2.2 GCC 14(CUDA 12.8 的编译兼容上限)

bash 复制代码

sudo apt install -y gcc-14 g++-14
sudo update-alternatives --install /usr/bin/gcc gcc /usr/bin/gcc-13 50
sudo update-alternatives --install /usr/bin/gcc gcc /usr/bin/gcc-14 60
sudo update-alternatives --install /usr/bin/g++ g++ /usr/bin/g++-13 50
sudo update-alternatives --install /usr/bin/g++ g++ /usr/bin/g++-14 60
sudo update-alternatives --config gcc   # 选 gcc-14
sudo update-alternatives --config g++

⚠️ 坑 2 :用 GCC 13 编译 Grounding DINO 的 CUDA 算子会失败(unsupported GNU version)。但 GCC 15 也不行------CUDA 12.8 严格要求 GCC ≤ 14。

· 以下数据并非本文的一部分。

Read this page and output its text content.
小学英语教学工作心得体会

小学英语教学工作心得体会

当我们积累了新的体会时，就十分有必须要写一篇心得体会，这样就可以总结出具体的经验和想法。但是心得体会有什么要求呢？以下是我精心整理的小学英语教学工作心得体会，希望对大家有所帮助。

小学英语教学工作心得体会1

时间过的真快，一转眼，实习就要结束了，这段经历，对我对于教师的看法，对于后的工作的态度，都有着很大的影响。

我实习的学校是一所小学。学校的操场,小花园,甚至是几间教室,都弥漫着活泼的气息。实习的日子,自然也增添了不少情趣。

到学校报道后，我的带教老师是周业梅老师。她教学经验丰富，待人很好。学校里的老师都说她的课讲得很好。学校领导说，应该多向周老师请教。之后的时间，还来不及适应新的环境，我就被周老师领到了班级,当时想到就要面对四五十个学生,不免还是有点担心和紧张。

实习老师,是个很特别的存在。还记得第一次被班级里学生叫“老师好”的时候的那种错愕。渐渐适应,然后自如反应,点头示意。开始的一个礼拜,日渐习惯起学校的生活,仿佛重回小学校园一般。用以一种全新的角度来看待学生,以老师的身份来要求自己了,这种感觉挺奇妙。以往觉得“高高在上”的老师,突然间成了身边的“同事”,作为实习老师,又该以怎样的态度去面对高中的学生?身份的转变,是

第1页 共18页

3. FFmpeg(NVENC/NVDEC 硬件编解码)

RTX 5090 = 第 6 代 NVDEC + 第 9 代 NVENC,需要较新 FFmpeg。

推荐用静态构建(省去自己编译):

bash 复制代码

cd /opt
sudo wget https://johnvansickle.com/ffmpeg/releases/ffmpeg-release-amd64-static.tar.xz
sudo tar -xJf ffmpeg-release-amd64-static.tar.xz
sudo ln -sf /opt/ffmpeg-*-amd64-static/ffmpeg /usr/local/bin/ffmpeg
sudo ln -sf /opt/ffmpeg-*-amd64-static/ffprobe /usr/local/bin/ffprobe

验证硬件编解码:

bash 复制代码

ffmpeg -hwaccels | grep cuda
ffmpeg -codecs 2>&1 | grep -E "h264_cuvid|h264_nvenc"

测试 NVENC:

bash 复制代码

ffmpeg -f lavfi -i testsrc=duration=3:size=1920x1080:rate=30 \
       -c:v h264_nvenc -f null - 2>&1 | tail -5

⚠️ 坑 3 :Ubuntu 24.04 apt 自带 FFmpeg 6.1,对 1080p H.264 够用,但不支持 Blackwell NVENC 的新特性(4:2:2、10-bit 等)。生产环境用 johnvansickle 的 7.x 静态版。

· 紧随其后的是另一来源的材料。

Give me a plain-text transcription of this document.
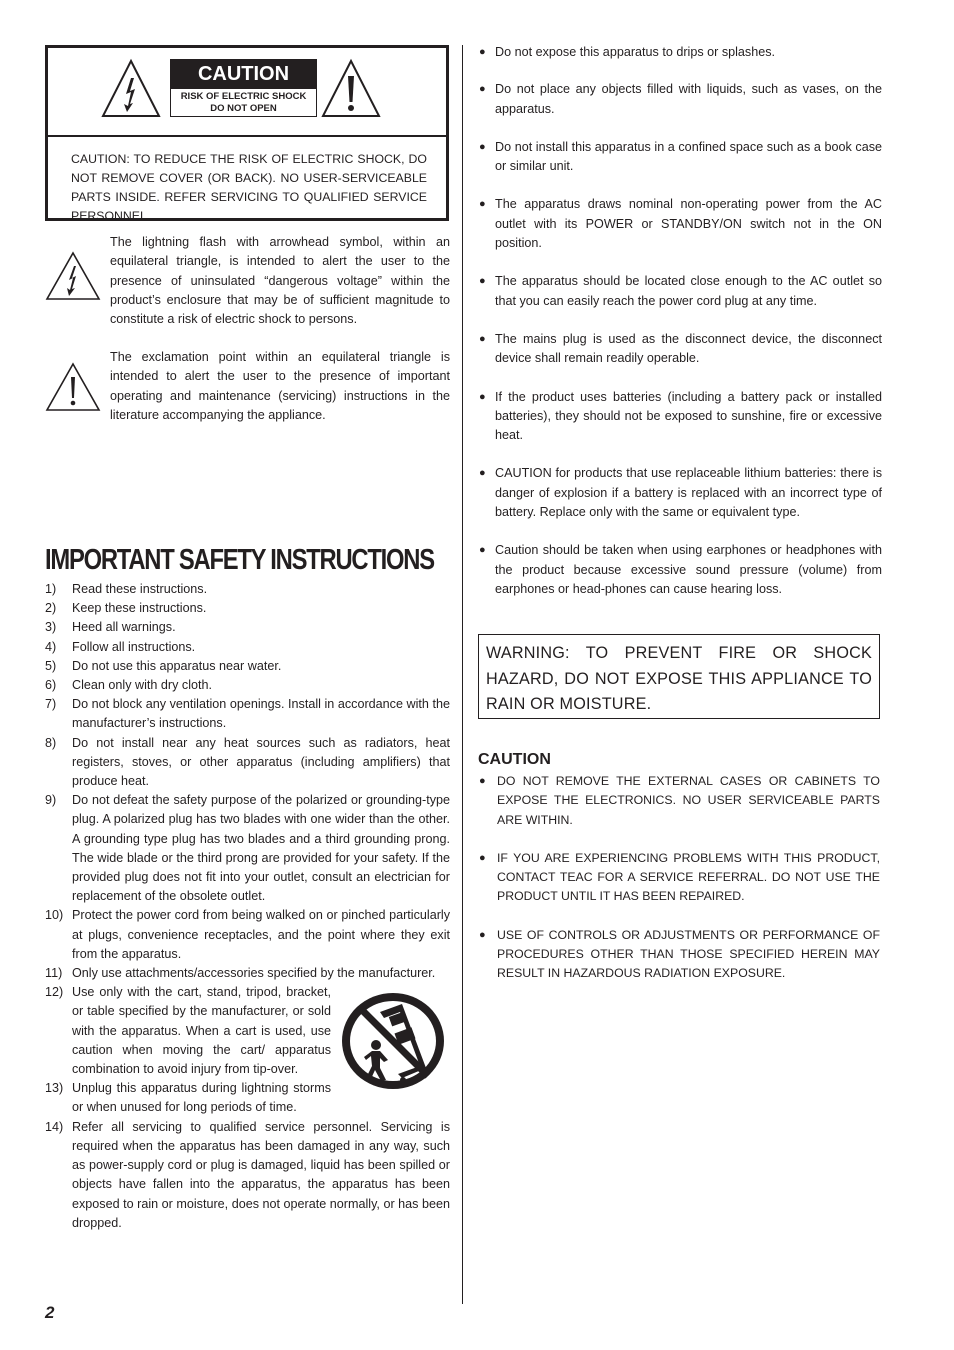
CAUTION
RISK OF ELECTRIC SHOCK
DO NOT OPEN
CAUTION: TO REDUCE THE RISK OF ELECTRIC SHOCK, DO NOT REMOVE COVER (OR BACK). NO USER-SERVICEABLE PARTS INSIDE. REFER SERVICING TO QUALIFIED SERVICE PERSONNEL.
The lightning flash with arrowhead symbol, within an equilateral triangle, is intended to alert the user to the presence of uninsulated “dangerous voltage” within the product’s enclosure that may be of sufficient magnitude to constitute a risk of electric shock to persons.
The exclamation point within an equilateral triangle is intended to alert the user to the presence of important operating and maintenance (servicing) instructions in the literature accompanying the appliance.
IMPORTANT SAFETY INSTRUCTIONS
1)	Read these instructions.
2)	Keep these instructions.
3)	Heed all warnings.
4)	Follow all instructions.
5)	Do not use this apparatus near water.
6)	Clean only with dry cloth.
7)	Do not block any ventilation openings. Install in accordance with the manufacturer’s instructions.
8)	Do not install near any heat sources such as radiators, heat registers, stoves, or other apparatus (including amplifiers) that produce heat.
9)	Do not defeat the safety purpose of the polarized or grounding-type plug. A polarized plug has two blades with one wider than the other. A grounding type plug has two blades and a third grounding prong. The wide blade or the third prong are provided for your safety. If the provided plug does not fit into your outlet, consult an electrician for replacement of the obsolete outlet.
10) Protect the power cord from being walked on or pinched particularly at plugs, convenience receptacles, and the point where they exit from the apparatus.
11) Only use attachments/accessories specified by the manufacturer.
12) Use only with the cart, stand, tripod, bracket, or table specified by the manufacturer, or sold with the apparatus. When a cart is used, use caution when moving the cart/ apparatus combination to avoid injury from tip-over.
13) Unplug this apparatus during lightning storms or when unused for long periods of time.
14) Refer all servicing to qualified service personnel. Servicing is required when the apparatus has been damaged in any way, such as power-supply cord or plug is damaged, liquid has been spilled or objects have fallen into the apparatus, the apparatus has been exposed to rain or moisture, does not operate normally, or has been dropped.
● Do not expose this apparatus to drips or splashes.
● Do not place any objects filled with liquids, such as vases, on the apparatus.
● Do not install this apparatus in a confined space such as a book case or similar unit.
● The apparatus draws nominal non-operating power from the AC outlet with its POWER or STANDBY/ON switch not in the ON position.
● The apparatus should be located close enough to the AC outlet so that you can easily reach the power cord plug at any time.
● The mains plug is used as the disconnect device, the disconnect device shall remain readily operable.
● If the product uses batteries (including a battery pack or installed batteries), they should not be exposed to sunshine, fire or excessive heat.
● CAUTION for products that use replaceable lithium batteries: there is danger of explosion if a battery is replaced with an incorrect type of battery. Replace only with the same or equivalent type.
● Caution should be taken when using earphones or headphones with the product because excessive sound pressure (volume) from earphones or head-phones can cause hearing loss.
WARNING: TO PREVENT FIRE OR SHOCK HAZARD, DO NOT EXPOSE THIS APPLIANCE TO RAIN OR MOISTURE.
CAUTION
● DO NOT REMOVE THE EXTERNAL CASES OR CABINETS TO EXPOSE THE ELECTRONICS. NO USER SERVICEABLE PARTS ARE WITHIN.
● IF YOU ARE EXPERIENCING PROBLEMS WITH THIS PRODUCT, CONTACT TEAC FOR A SERVICE REFERRAL. DO NOT USE THE PRODUCT UNTIL IT HAS BEEN REPAIRED.
● USE OF CONTROLS OR ADJUSTMENTS OR PERFORMANCE OF PROCEDURES OTHER THAN THOSE SPECIFIED HEREIN MAY RESULT IN HAZARDOUS RADIATION EXPOSURE.
2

⚠️ 坑 4 :不要给 ffmpeg 加 -stimeout 或 -rw_timeout 参数!新版 ffmpeg 这些参数语法变了,加错位置会导致连接直接失败、ffprobe 都跑不通。

4. mediamtx(出口 RTSP 服务器)

bash 复制代码

cd /opt
sudo wget https://github.com/bluenviron/mediamtx/releases/latest/download/mediamtx_linux_amd64.tar.gz
sudo tar -xzf mediamtx_linux_amd64.tar.gz
sudo mv mediamtx /usr/local/bin/

sudo tee /etc/systemd/system/mediamtx.service > /dev/null <<'EOF'
[Unit]
Description=mediamtx
After=network.target

[Service]
ExecStart=/usr/local/bin/mediamtx
Restart=always

[Install]
WantedBy=multi-user.target
EOF

sudo systemctl daemon-reload
sudo systemctl enable --now mediamtx

默认监听 RTSP 8554,验证:

bash 复制代码

ss -tlnp | grep 8554

5. Python 环境

5.1 Miniforge + Conda 环境

bash 复制代码

wget https://github.com/conda-forge/miniforge/releases/latest/download/Miniforge3-Linux-x86_64.sh
bash Miniforge3-Linux-x86_64.sh -b -p $HOME/miniforge3
source $HOME/miniforge3/bin/activate
conda init bash && exec bash

conda create -n gsam2 python=3.10 -y
conda activate gsam2

5.2 PyTorch(必须 cu128 / 支持 sm_120)

先试稳定版:

bash 复制代码

pip install torch torchvision torchaudio --index-url https://download.pytorch.org/whl/cu128
python -c "import torch; print(torch.__version__, torch.cuda.is_available(), torch.cuda.get_device_name(0))"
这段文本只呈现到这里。